Jean-Louis Murat en habits dans les prés. Photo Frank LORIOU.

Tant d’efforts pour demeurer fidèle au rendez-vous du disque presqu’annuel mérite reconnaissance éternelle. A peine un an après les « Travaux sur la N89 », voici Jean-Louis à nouveau dans la peau du Murat historique, maréchal d’empire de Napoléon, fait roi de Naples. D’où le titre de l’album : « Il Francese » (« Le Français »).

Ses nouveaux habits autorisent le musicien poète à toutes les fantaisies. « J’ai poussé au maximum le dédoublement avec le Murat historique. Je pense tout le temps à Naples, je voudrais m’y délocaliser », dit-il. Mais la sensuelle Italie ne lui suffit pas.
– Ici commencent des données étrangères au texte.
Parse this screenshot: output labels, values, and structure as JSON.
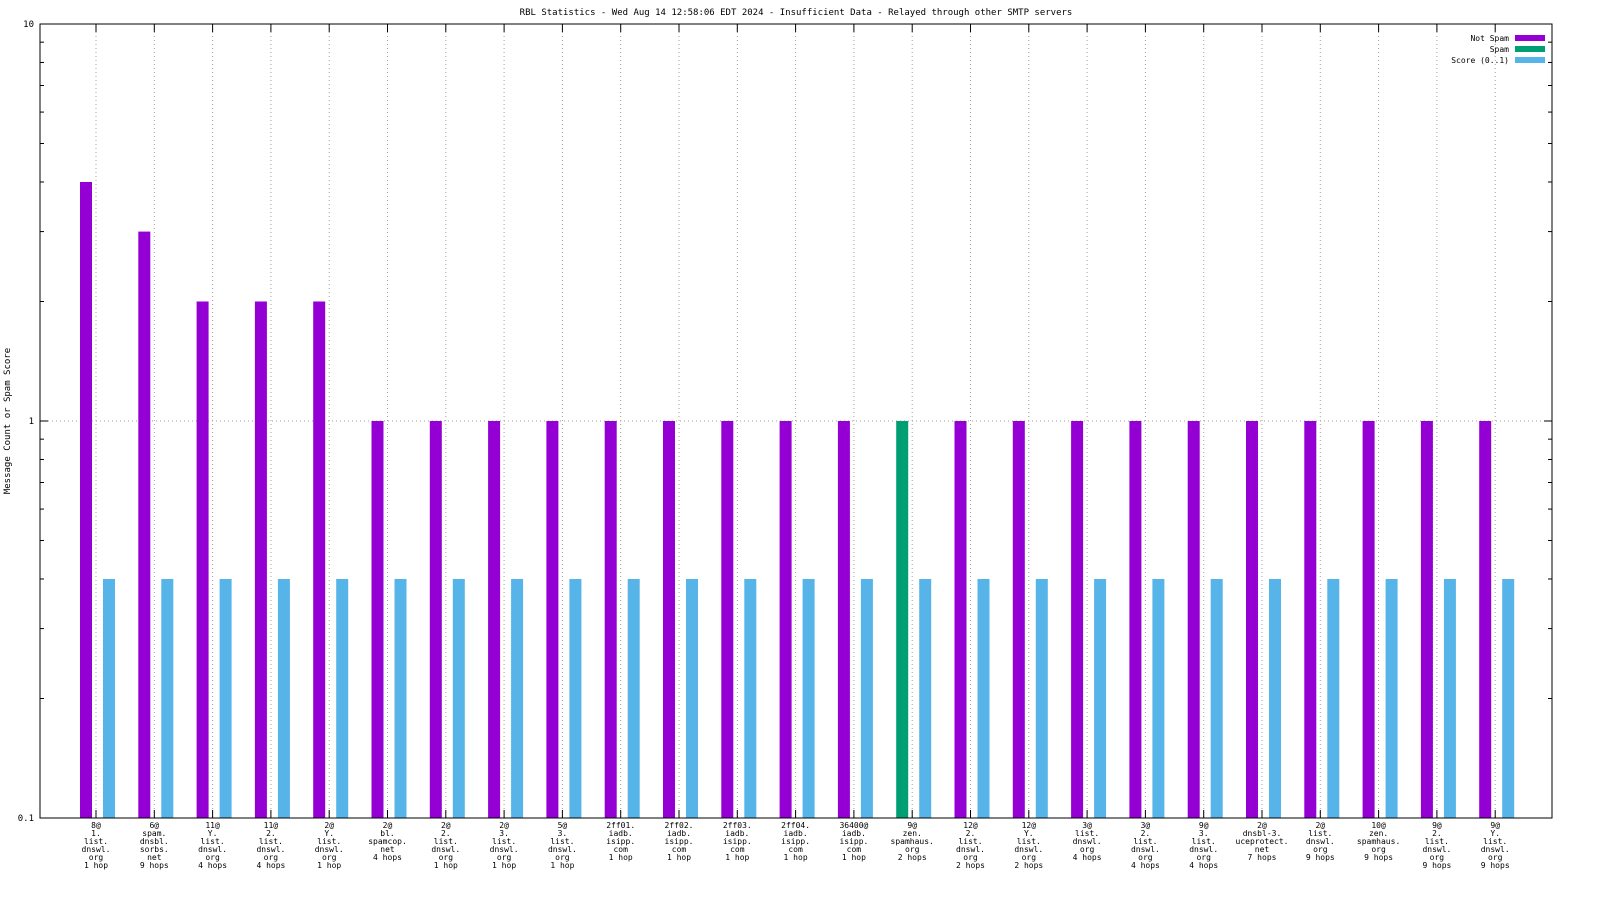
{
  "chart_data": {
    "type": "bar",
    "title": "RBL Statistics - Wed Aug 14 12:58:06 EDT 2024 - Insufficient Data - Relayed through other SMTP servers",
    "ylabel": "Message Count or Spam Score",
    "xlabel": "",
    "yscale": "log",
    "ylim": [
      0.1,
      10
    ],
    "yticks": [
      "0.1",
      "1",
      "10"
    ],
    "grid": true,
    "legend_position": "top-right",
    "categories": [
      [
        "8@",
        "1.",
        "list.",
        "dnswl.",
        "org",
        "1 hop"
      ],
      [
        "6@",
        "spam.",
        "dnsbl.",
        "sorbs.",
        "net",
        "9 hops"
      ],
      [
        "11@",
        "Y.",
        "list.",
        "dnswl.",
        "org",
        "4 hops"
      ],
      [
        "11@",
        "2.",
        "list.",
        "dnswl.",
        "org",
        "4 hops"
      ],
      [
        "2@",
        "Y.",
        "list.",
        "dnswl.",
        "org",
        "1 hop"
      ],
      [
        "2@",
        "bl.",
        "spamcop.",
        "net",
        "4 hops"
      ],
      [
        "2@",
        "2.",
        "list.",
        "dnswl.",
        "org",
        "1 hop"
      ],
      [
        "2@",
        "3.",
        "list.",
        "dnswl.",
        "org",
        "1 hop"
      ],
      [
        "5@",
        "3.",
        "list.",
        "dnswl.",
        "org",
        "1 hop"
      ],
      [
        "2ff01.",
        "iadb.",
        "isipp.",
        "com",
        "1 hop"
      ],
      [
        "2ff02.",
        "iadb.",
        "isipp.",
        "com",
        "1 hop"
      ],
      [
        "2ff03.",
        "iadb.",
        "isipp.",
        "com",
        "1 hop"
      ],
      [
        "2ff04.",
        "iadb.",
        "isipp.",
        "com",
        "1 hop"
      ],
      [
        "36400@",
        "iadb.",
        "isipp.",
        "com",
        "1 hop"
      ],
      [
        "9@",
        "zen.",
        "spamhaus.",
        "org",
        "2 hops"
      ],
      [
        "12@",
        "2.",
        "list.",
        "dnswl.",
        "org",
        "2 hops"
      ],
      [
        "12@",
        "Y.",
        "list.",
        "dnswl.",
        "org",
        "2 hops"
      ],
      [
        "3@",
        "list.",
        "dnswl.",
        "org",
        "4 hops"
      ],
      [
        "3@",
        "2.",
        "list.",
        "dnswl.",
        "org",
        "4 hops"
      ],
      [
        "9@",
        "3.",
        "list.",
        "dnswl.",
        "org",
        "4 hops"
      ],
      [
        "2@",
        "dnsbl-3.",
        "uceprotect.",
        "net",
        "7 hops"
      ],
      [
        "2@",
        "list.",
        "dnswl.",
        "org",
        "9 hops"
      ],
      [
        "10@",
        "zen.",
        "spamhaus.",
        "org",
        "9 hops"
      ],
      [
        "9@",
        "2.",
        "list.",
        "dnswl.",
        "org",
        "9 hops"
      ],
      [
        "9@",
        "Y.",
        "list.",
        "dnswl.",
        "org",
        "9 hops"
      ]
    ],
    "series": [
      {
        "name": "Not Spam",
        "color": "#9400d3",
        "values": [
          4,
          3,
          2,
          2,
          2,
          1,
          1,
          1,
          1,
          1,
          1,
          1,
          1,
          1,
          null,
          1,
          1,
          1,
          1,
          1,
          1,
          1,
          1,
          1,
          1
        ]
      },
      {
        "name": "Spam",
        "color": "#009e73",
        "values": [
          null,
          null,
          null,
          null,
          null,
          null,
          null,
          null,
          null,
          null,
          null,
          null,
          null,
          null,
          1,
          null,
          null,
          null,
          null,
          null,
          null,
          null,
          null,
          null,
          null
        ]
      },
      {
        "name": "Score (0..1)",
        "color": "#56b4e9",
        "values": [
          0.4,
          0.4,
          0.4,
          0.4,
          0.4,
          0.4,
          0.4,
          0.4,
          0.4,
          0.4,
          0.4,
          0.4,
          0.4,
          0.4,
          0.4,
          0.4,
          0.4,
          0.4,
          0.4,
          0.4,
          0.4,
          0.4,
          0.4,
          0.4,
          0.4
        ]
      }
    ]
  }
}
Son penchant de toujours pour l’Amérique revient à grand galop. Surgit donc « Marguerite de Valois », reine d’Auvergne qui aurait connu des Indiens et vécu, si l’on en croit notre historien, « une aventure avec un Comanche ». Sur le disque, ça fusionne idéalement sur fond de subtils accords western et harmonies de voix trafiquées.

Le chevauchée du Français, saluée sur son passage par une fanfare fugace (« Gazoline »), s’achève, bouleversante, avec « Rendre l’âme » et « Je me souviens », en hommage au compagnon d’armes disparu Christophe Pie, figure de la scène musicale clermontoise. « Il était là tous les jours au début de l’enregistrement, à valider les titres comme souvent avec moi. Il nous a lâchés au tiers de cet album qui est empreint de lui », confie Murat.

A la fin, on n’a pas d’autres mots que : « Vive le roi ! », fût-il de pacotille.